Over the next nine years, 10,313 study participants developed prostate cancer and 419 died from the disease.

Overall, the researchers found, the 20 percent of men with the highest intakes of red meat, which in this study included beef and pork, were 12 percent more likely than those who consumed the least to develop prostate cancer. That's after a range of other factors, like smoking, exercise habits and education, were taken into account.

There was a stronger connection to advanced prostate cancer -- with that risk being almost one-third higher among those who ate the most red meat versus those who ate the least.

Similar findings were seen with processed meat. But when the researchers broke the men's diet information down further, they found that red processed meats -- like bacon and red-meat sausage and hot dogs -- were related to higher prostate cancer risk, while white processed meats, like poultry cold cuts, were not.

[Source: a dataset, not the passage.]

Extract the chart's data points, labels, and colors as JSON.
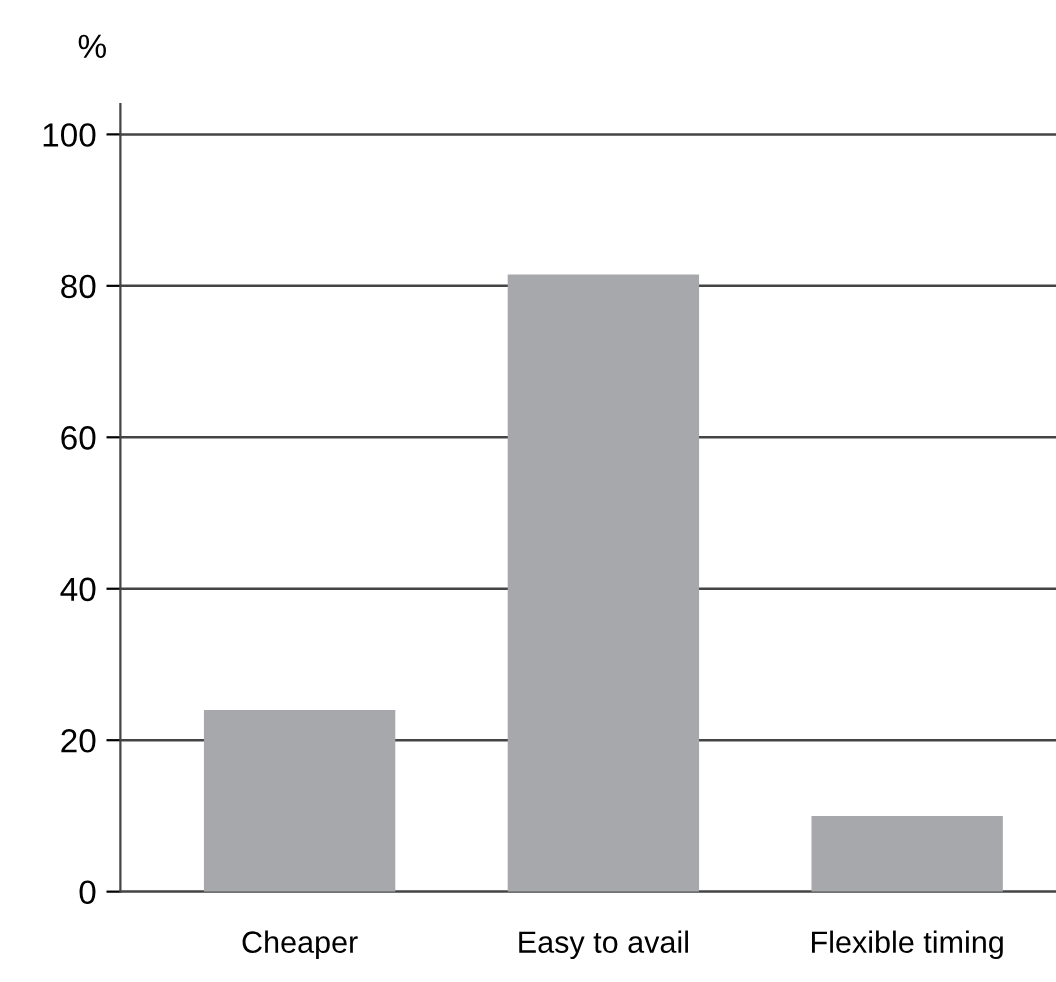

When it came to cooking methods, the only one that was linked to prostate cancer was grilling/barbecuing, Sinha's team found.

The finding is in line with the theory that meats cooked at high temperatures may be particularly linked to cancer because the cooking process produces certain chemicals -- including polycyclic aromatic hydrocarbons (PAHs) and heterocyclic amines -- that are known to cause cancer in animals.

Giving further support to that idea, the researchers found that higher dietary levels of a PAH called benzo-alpha-pyrene were related to a higher risk of prostate cancer. A similar pattern emerged when the investigators looked at men's intake of nitrites and nitrates -- chemicals used to preserve and flavor processed and cured meats like ham, bacon and sausage.

In the body, nitrites and nitrates can promote the production of potentially cancer-promoting chemicals called nitrosamines.

Taken together, Sinha's team writes, the findings point to potential mechanisms by which certain meats could promote prostate cancer.

They also highlight the importance of studying the relationship between specific types of meat and prostate cancer risk, the researchers say.

Further studies, they conclude, are still needed to establish whether certain meats, and chemicals in those foods, are in fact risk factors for prostate cancer.